I think that every family in Thailand has their own favourite Pad Thai recipe with just a little more of this or a little less of that but the basic Pad Thai recipe is a stir fried combination of rice noodles, eggs, red chillies and beansprouts with prawns and/or chicken and/or tofu, garnished with spring onions, coriander leaves, crushed peanuts and lime juice.
The dish originated in ancient times when Vietnamese traders brought rice noodles to Siam. However, it didn't become the national dish until the 1930s and 40s when the Prime Minister of the time wanted to preserve the rice supplies for export and encouraged the people to eat noodles instead.

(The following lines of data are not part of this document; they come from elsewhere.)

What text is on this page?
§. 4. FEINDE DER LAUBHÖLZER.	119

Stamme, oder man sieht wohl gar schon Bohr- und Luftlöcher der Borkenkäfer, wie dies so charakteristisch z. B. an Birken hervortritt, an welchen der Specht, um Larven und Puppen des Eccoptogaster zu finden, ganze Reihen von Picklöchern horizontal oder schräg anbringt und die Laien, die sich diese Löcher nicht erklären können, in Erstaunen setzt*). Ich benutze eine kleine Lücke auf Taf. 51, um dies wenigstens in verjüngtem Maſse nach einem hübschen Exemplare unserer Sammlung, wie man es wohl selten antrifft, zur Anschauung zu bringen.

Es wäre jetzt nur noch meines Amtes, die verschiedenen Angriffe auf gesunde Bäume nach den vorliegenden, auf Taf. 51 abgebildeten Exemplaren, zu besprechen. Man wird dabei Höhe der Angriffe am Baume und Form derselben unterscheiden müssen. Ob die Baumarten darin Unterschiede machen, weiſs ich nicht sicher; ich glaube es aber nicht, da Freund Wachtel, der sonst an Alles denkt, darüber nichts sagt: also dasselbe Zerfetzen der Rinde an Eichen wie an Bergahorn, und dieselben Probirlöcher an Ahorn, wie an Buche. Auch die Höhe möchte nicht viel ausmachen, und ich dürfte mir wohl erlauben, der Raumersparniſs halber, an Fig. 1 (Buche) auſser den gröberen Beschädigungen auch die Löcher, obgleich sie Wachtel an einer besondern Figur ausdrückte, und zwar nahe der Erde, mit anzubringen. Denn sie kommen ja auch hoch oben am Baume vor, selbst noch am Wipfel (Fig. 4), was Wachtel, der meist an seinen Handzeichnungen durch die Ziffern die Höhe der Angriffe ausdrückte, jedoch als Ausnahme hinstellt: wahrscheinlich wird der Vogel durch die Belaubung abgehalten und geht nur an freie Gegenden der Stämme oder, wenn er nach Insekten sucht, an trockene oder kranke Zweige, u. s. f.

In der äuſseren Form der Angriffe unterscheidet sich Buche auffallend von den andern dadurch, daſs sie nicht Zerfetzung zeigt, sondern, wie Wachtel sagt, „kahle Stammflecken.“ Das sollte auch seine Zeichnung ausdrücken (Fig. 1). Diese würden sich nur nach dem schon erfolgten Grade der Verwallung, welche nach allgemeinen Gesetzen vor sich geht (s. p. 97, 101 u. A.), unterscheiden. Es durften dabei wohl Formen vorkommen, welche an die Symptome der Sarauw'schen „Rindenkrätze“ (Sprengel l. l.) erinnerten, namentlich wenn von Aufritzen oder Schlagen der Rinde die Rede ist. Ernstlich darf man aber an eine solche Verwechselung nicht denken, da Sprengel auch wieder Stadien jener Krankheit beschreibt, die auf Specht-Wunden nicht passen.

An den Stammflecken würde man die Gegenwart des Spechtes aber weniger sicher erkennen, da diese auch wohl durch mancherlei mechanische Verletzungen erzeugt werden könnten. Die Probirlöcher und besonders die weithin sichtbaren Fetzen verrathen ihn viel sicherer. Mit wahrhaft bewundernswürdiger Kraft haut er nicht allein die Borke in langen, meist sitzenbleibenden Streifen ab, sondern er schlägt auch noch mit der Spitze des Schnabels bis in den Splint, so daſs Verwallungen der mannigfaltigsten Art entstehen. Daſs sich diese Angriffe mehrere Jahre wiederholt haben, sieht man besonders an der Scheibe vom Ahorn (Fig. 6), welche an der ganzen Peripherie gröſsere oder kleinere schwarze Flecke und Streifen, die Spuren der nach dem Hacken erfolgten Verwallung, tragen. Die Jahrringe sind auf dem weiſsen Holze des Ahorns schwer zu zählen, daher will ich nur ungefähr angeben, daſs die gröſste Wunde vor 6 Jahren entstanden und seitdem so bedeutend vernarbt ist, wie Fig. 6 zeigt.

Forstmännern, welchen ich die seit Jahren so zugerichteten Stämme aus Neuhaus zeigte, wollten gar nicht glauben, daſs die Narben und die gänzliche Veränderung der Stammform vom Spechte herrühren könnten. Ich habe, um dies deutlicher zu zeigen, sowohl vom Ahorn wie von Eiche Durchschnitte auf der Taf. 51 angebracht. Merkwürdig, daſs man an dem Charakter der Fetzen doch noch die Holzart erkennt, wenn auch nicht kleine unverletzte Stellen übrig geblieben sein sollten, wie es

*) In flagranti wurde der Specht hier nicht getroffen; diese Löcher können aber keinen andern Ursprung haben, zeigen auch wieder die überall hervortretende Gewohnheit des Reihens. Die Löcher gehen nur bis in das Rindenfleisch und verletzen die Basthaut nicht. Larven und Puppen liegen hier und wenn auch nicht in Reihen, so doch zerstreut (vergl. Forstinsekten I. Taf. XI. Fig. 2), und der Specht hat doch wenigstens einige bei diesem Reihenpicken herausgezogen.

Here's a really easy Pad Thai recipe for you to try.
Ingredients:
- 1 tbsp dried shrimps
- 100g dried rice stick noodles
- 3 tbsp vegetable oil
- 2 eggs, lightly beaten
- 2 garlic cloves, crushed
- 200g small fresh peeled prawns
- 100g bean sprouts
- 2 spring onions chopped lengthwise
- 2 tbsp lime juice
- 3 tbsp Thai fish sauce (nam pla)
- ½ tsp dried chilli flakes or cayenne
- 1 tbsp tomato ketchup
- 1 tbsp palm sugar or brown sugar if you can't get it
- 2 tbsp crushed roasted peanuts
- 2 tbsp coriander sprigs
- 1 lime, cut into quarters
Preparation method:
- Grind the dried shrimps to a powder in an electric coffee grinder or pestle and mortar.
- Cover the noodles with boiling water and leave for 15 minutes or until "cooked". Rinse in cold water and drain, then run 1 tsp of oil through the noodles using your fingers.

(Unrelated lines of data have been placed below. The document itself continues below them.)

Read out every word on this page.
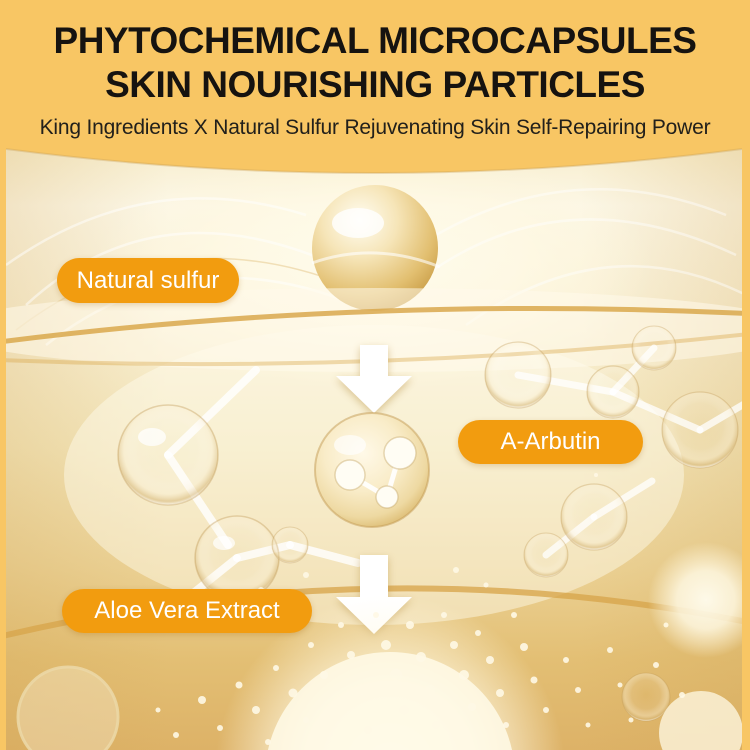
PHYTOCHEMICAL MICROCAPSULES
SKIN NOURISHING PARTICLES

King Ingredients X Natural Sulfur Rejuvenating Skin Self-Repairing Power

Natural sulfur
A-Arbutin
Aloe Vera Extract
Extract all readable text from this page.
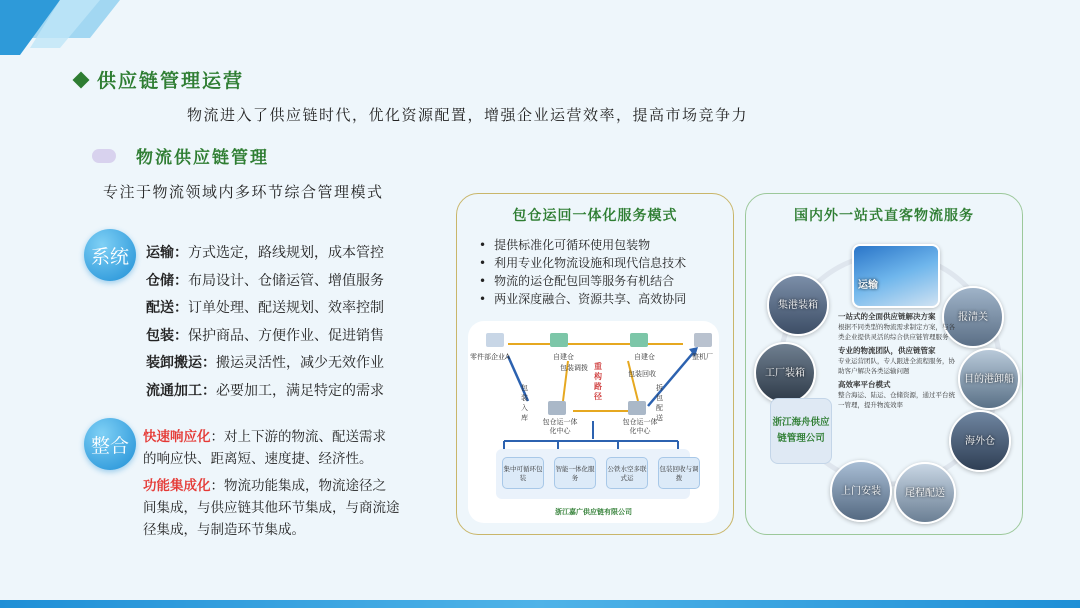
供应链管理运营
物流进入了供应链时代，优化资源配置，增强企业运营效率，提高市场竞争力
物流供应链管理
专注于物流领域内多环节综合管理模式
系统	运输：方式选定，路线规划，成本管控
仓储：布局设计、仓储运管、增值服务
配送：订单处理、配送规划、效率控制
包装：保护商品、方便作业、促进销售
装卸搬运：搬运灵活性，减少无效作业
流通加工：必要加工，满足特定的需求
整合	快速响应化：对上下游的物流、配送需求
的响应快、距离短、速度捷、经济性。
功能集成化：物流功能集成，物流途径之
间集成，与供应链其他环节集成，与商流途
径集成，与制造环节集成。
包仓运回一体化服务模式
• 提供标准化可循环使用包装物
• 利用专业化物流设施和现代信息技术
• 物流的运仓配包回等服务有机结合
• 两业深度融合、资源共享、高效协同
零件部企业A	自建仓	自建仓	整机厂
包装调拨
包装回收
重构路径
包装入库
拆包配送
包仓运一体化中心
包仓运一体化中心
集中可循环包装
智能一体化服务
公铁水空多联式运
包装回收与调拨
浙江嘉广供应链有限公司
国内外一站式直客物流服务
运输
集港装箱
报清关
目的港卸船
海外仓
尾程配送
上门安装
工厂装箱
浙江海舟供应链管理公司
一站式的全面供应链解决方案
根据不同类型的物流需求制定方案，与各类企业提供灵活的综合供应链管理服务
专业的物流团队，供应链管家
专业运营团队，专人跟进全流程服务，协助客户解决各类运输问题
高效率平台模式
整合海运、陆运、仓储资源，通过平台统一管理，提升物流效率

- To make the omelette, heat a wok until smoking, at 1 tbsp of oil and swirl it around to coat the surface. Add the eggs and swirl again to make a very thin omelette. Using a palette knife, turn it out and slice into strips.
- Heat the remaining oil in the wok. Tip in the garlic and prawns and quickly stir fry.
- Add the noodles, strips of omelette, bean sprouts, spring onions, ground up shrimp powder, lime juice fish sauce, chilli flakes or cayenne, ketchup and sugar, constantly stirring or tossing carefully.
Serve scattered with the coriander leaves and peanuts with the quarters of lime on the side.
Some recipes use chopped or grated shallots instead of spring onions, preserved turnip, tamarind paste and Chinese chives but use the dried shrimp as part of the garnish while others use chicken stock and soy sauce in the sauce but omit the ketchup. It seems to be a matter of personal taste as long as the basics are there
Of course, you can buy commercial Pad Thai sauce in a jar but it's so easy to make your own and actually much cheaper.